Ray Optics: Tracing the Path of Light Using a Laser (page 2)
Mirrors at a right angle
Shine the laser on one of the mirrors and trace its path (by placing dots along the path and connecting them). The path should hit the second mirror, and then reflect off the second mirror. Try this for several angles of incidence on the first mirror. (If you like geometry, set the mirrors at an acute angle. Then, predict and test the angle of the outgoing ray for a given angle of incidence.)
A convex lens is the one that is thicker at the middle than at the ends. Draw a centerline perpendicular to the axis of the lens. Trace the following paths: a) a straight line along the center line through the center of the lens, b) a line above the centerline running parallel to the centerline, c) a line below the centerline running parallel to it. Trace all the lines. Notice where the three lines cross. Measure that distance and put a dot on the centerline on the incident side of the lens that same distance from the lens. Direct the laser at any angle through that dot and trace its path through the lens. Try this for several angles.
A concave lens is the one that is thinner at the middle than at the ends. Draw a centerline perpendicular to the axis of the lens. Trace the following paths: a) straight line along the center line through the center of the lens, b) a line above the centerline running parallel to the centerline, c) a line running below the centerline running and running parallel to it. Trace all the lines. How do these results compare with those from the convexlens?
The semicircular lens has one circular side and one flat side. Place the circular side toward you. Trace the lens and draw a centerline on the flat side. Shine the laser at a 30-degree angle to that centerline, but hit the point where the centerline meets the flat side of the lens. This particular arrangement avoids refraction in the glass because the light comes in perpendicular to the tangent at the circular edge. In this case, the only refraction that occurs is at the glass-to-air interface. Observe what happens for different angles. Take it to the extremes of high and low angles of incidence.
Draw a perpendicular line to one of the edges of the prism. (Make sure the edges you are using are clear and not frosted.) Direct the beam toward the point where the perpendicular meets the edge and trace the path of the laser through the prism at various angles.
There are two main types of right-angle prisms: 90°, 45°, 45° and 90°, 30°, 60°. Here is a challenge.

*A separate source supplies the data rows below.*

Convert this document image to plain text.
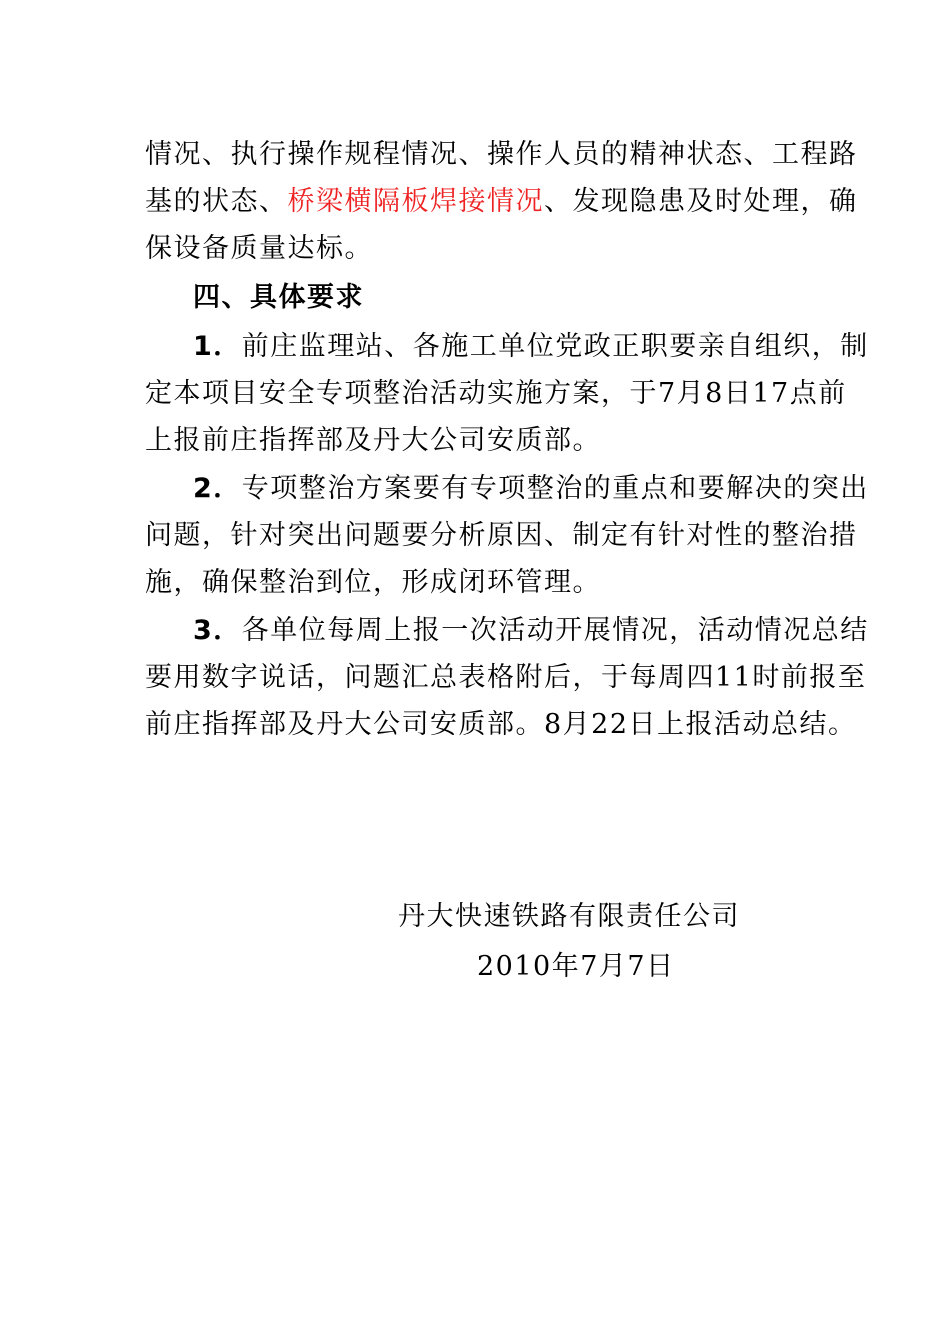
情况、执行操作规程情况、操作人员的精神状态、工程路
基的状态、桥梁横隔板焊接情况、发现隐患及时处理，确
保设备质量达标。
四、具体要求
1．前庄监理站、各施工单位党政正职要亲自组织，制
定本项目安全专项整治活动实施方案，于7月8日17点前
上报前庄指挥部及丹大公司安质部。
2．专项整治方案要有专项整治的重点和要解决的突出
问题，针对突出问题要分析原因、制定有针对性的整治措
施，确保整治到位，形成闭环管理。
3．各单位每周上报一次活动开展情况，活动情况总结
要用数字说话，问题汇总表格附后，于每周四11时前报至
前庄指挥部及丹大公司安质部。8月22日上报活动总结。
丹大快速铁路有限责任公司
2010年7月7日
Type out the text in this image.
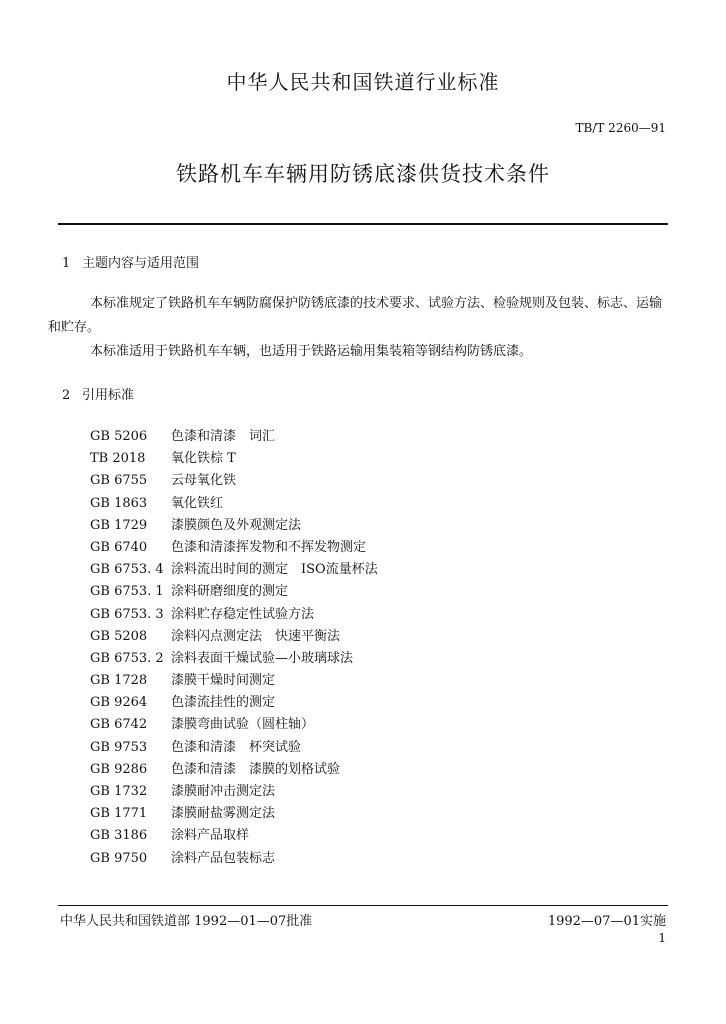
中华人民共和国铁道行业标准
TB/T 2260—91
铁路机车车辆用防锈底漆供货技术条件
1 主题内容与适用范围
本标准规定了铁路机车车辆防腐保护防锈底漆的技术要求、试验方法、检验规则及包装、标志、运输和贮存。
本标准适用于铁路机车车辆，也适用于铁路运输用集装箱等钢结构防锈底漆。
2 引用标准
GB 5206 色漆和清漆　词汇
TB 2018 氧化铁棕 T
GB 6755 云母氧化铁
GB 1863 氧化铁红
GB 1729 漆膜颜色及外观测定法
GB 6740 色漆和清漆挥发物和不挥发物测定
GB 6753. 4 涂料流出时间的测定　ISO流量杯法
GB 6753. 1 涂料研磨细度的测定
GB 6753. 3 涂料贮存稳定性试验方法
GB 5208 涂料闪点测定法　快速平衡法
GB 6753. 2 涂料表面干燥试验—小玻璃球法
GB 1728 漆膜干燥时间测定
GB 9264 色漆流挂性的测定
GB 6742 漆膜弯曲试验（圆柱轴）
GB 9753 色漆和清漆　杯突试验
GB 9286 色漆和清漆　漆膜的划格试验
GB 1732 漆膜耐冲击测定法
GB 1771 漆膜耐盐雾测定法
GB 3186 涂料产品取样
GB 9750 涂料产品包装标志
中华人民共和国铁道部 1992—01—07批准	1992—07—01实施
1
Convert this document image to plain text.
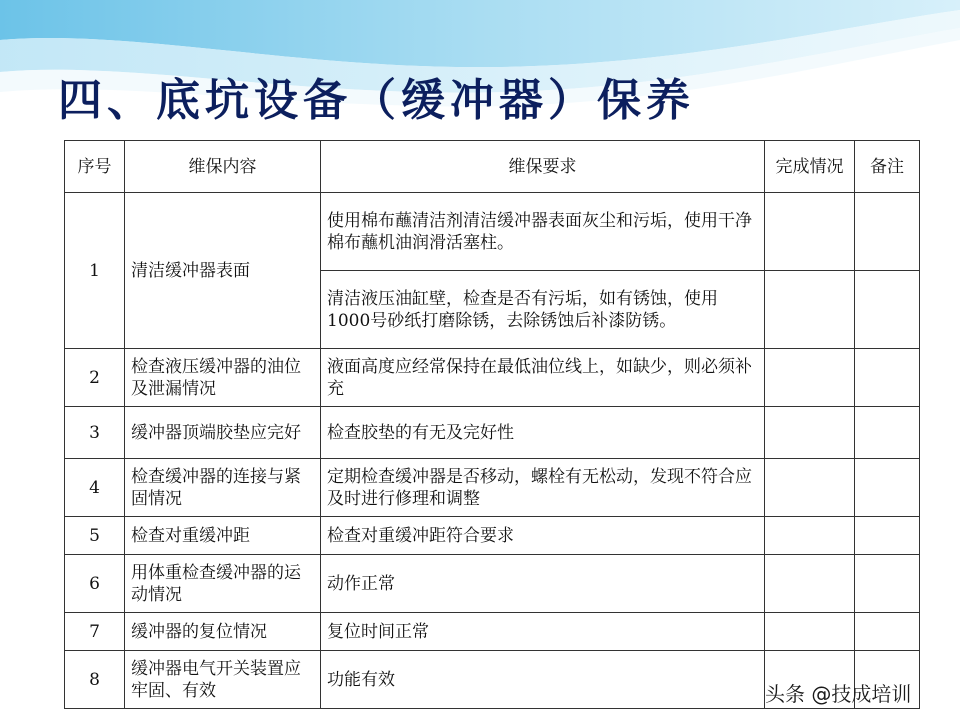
四、底坑设备（缓冲器）保养
序号	维保内容	维保要求	完成情况	备注
1	清洁缓冲器表面	使用棉布蘸清洁剂清洁缓冲器表面灰尘和污垢，使用干净棉布蘸机油润滑活塞柱。		
		清洁液压油缸壁，检查是否有污垢，如有锈蚀，使用1000号砂纸打磨除锈，去除锈蚀后补漆防锈。		
2	检查液压缓冲器的油位及泄漏情况	液面高度应经常保持在最低油位线上，如缺少，则必须补充		
3	缓冲器顶端胶垫应完好	检查胶垫的有无及完好性		
4	检查缓冲器的连接与紧固情况	定期检查缓冲器是否移动，螺栓有无松动，发现不符合应及时进行修理和调整		
5	检查对重缓冲距	检查对重缓冲距符合要求		
6	用体重检查缓冲器的运动情况	动作正常		
7	缓冲器的复位情况	复位时间正常		
8	缓冲器电气开关装置应牢固、有效	功能有效		
头条 @技成培训
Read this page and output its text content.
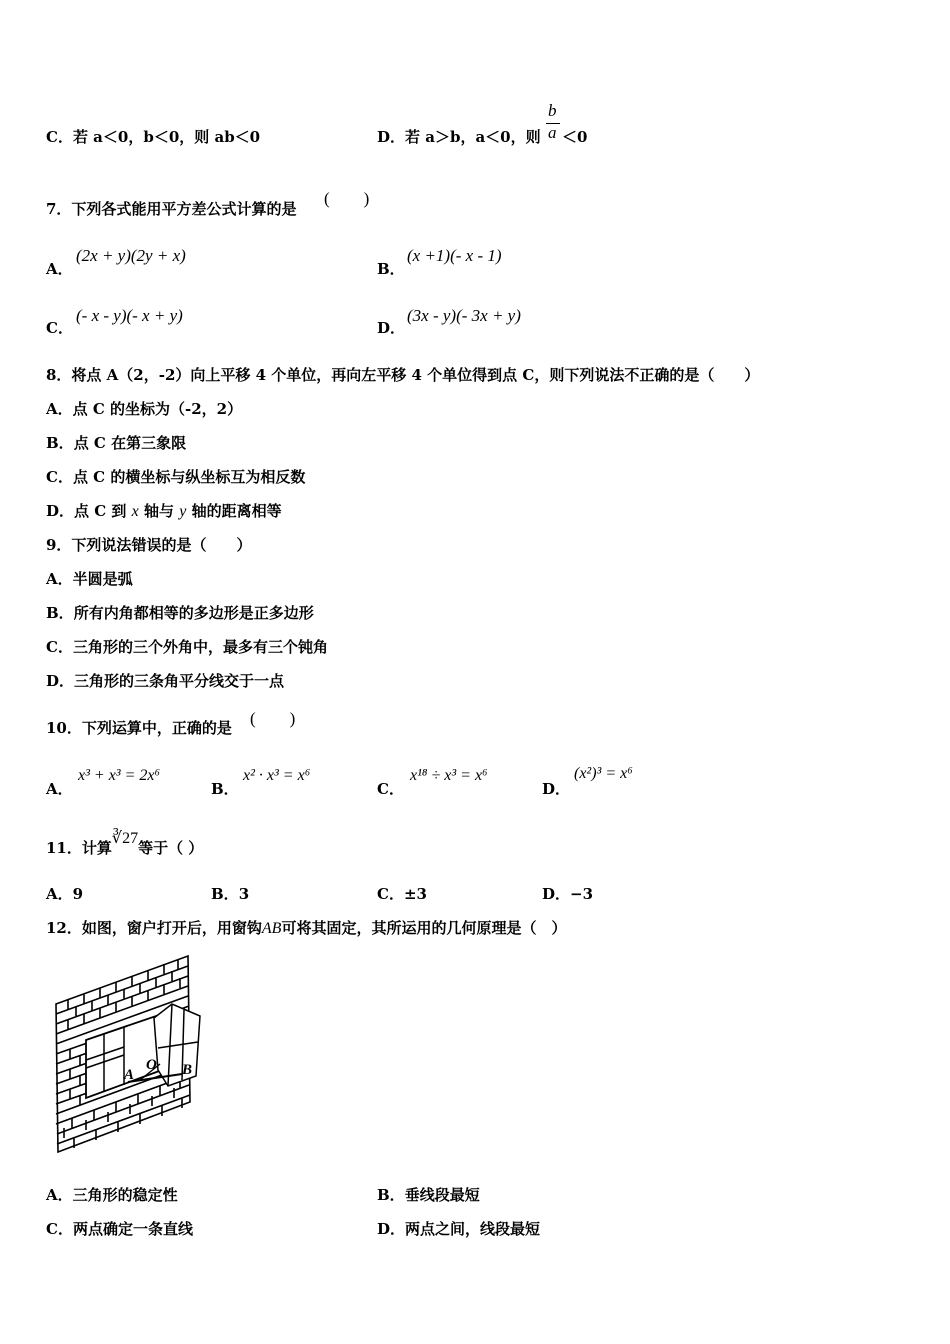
C．若 a＜0，b＜0，则 ab＜0	D．若 a＞b，a＜0，则
b
a ＜0
7．下列各式能用平方差公式计算的是
(　　)
A．
(2x + y)(2y + x)
B．
(x +1)(- x - 1)
C．
(- x - y)(- x + y)
D．
(3x - y)(- 3x + y)
8．将点 A（2，-2）向上平移 4 个单位，再向左平移 4 个单位得到点 C，则下列说法不正确的是（　　）
A．点 C 的坐标为（-2，2）
B．点 C 在第三象限
C．点 C 的横坐标与纵坐标互为相反数
D．点 C 到 x 轴与 y 轴的距离相等
9．下列说法错误的是（　　）
A．半圆是弧
B．所有内角都相等的多边形是正多边形
C．三角形的三个外角中，最多有三个钝角
D．三角形的三条角平分线交于一点
10．下列运算中，正确的是 (　　)
A．
x³ + x³ = 2x⁶
B．
x² · x³ = x⁶
C．
x¹⁸ ÷ x³ = x⁶
D．
(x²)³ = x⁶
11．计算∛27等于（ ）
A．9	B．3	C．±3	D．−3
12．如图，窗户打开后，用窗钩AB可将其固定，其所运用的几何原理是（　）
A
O B
A．三角形的稳定性	B．垂线段最短
C．两点确定一条直线	D．两点之间，线段最短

Try it either by working out the light rays first or by just playing with the prisms and figuring it out by trial and error:
- How can you direct a light ray through the prism and have a ray emerge at 90 degrees to the incoming ray (based only on total internal reflection)?
- How can you direct a light ray through the prism and have a ray emerge at 180 degrees to the incoming ray heading back in the direction that it came from (also based only on total internal reflection)?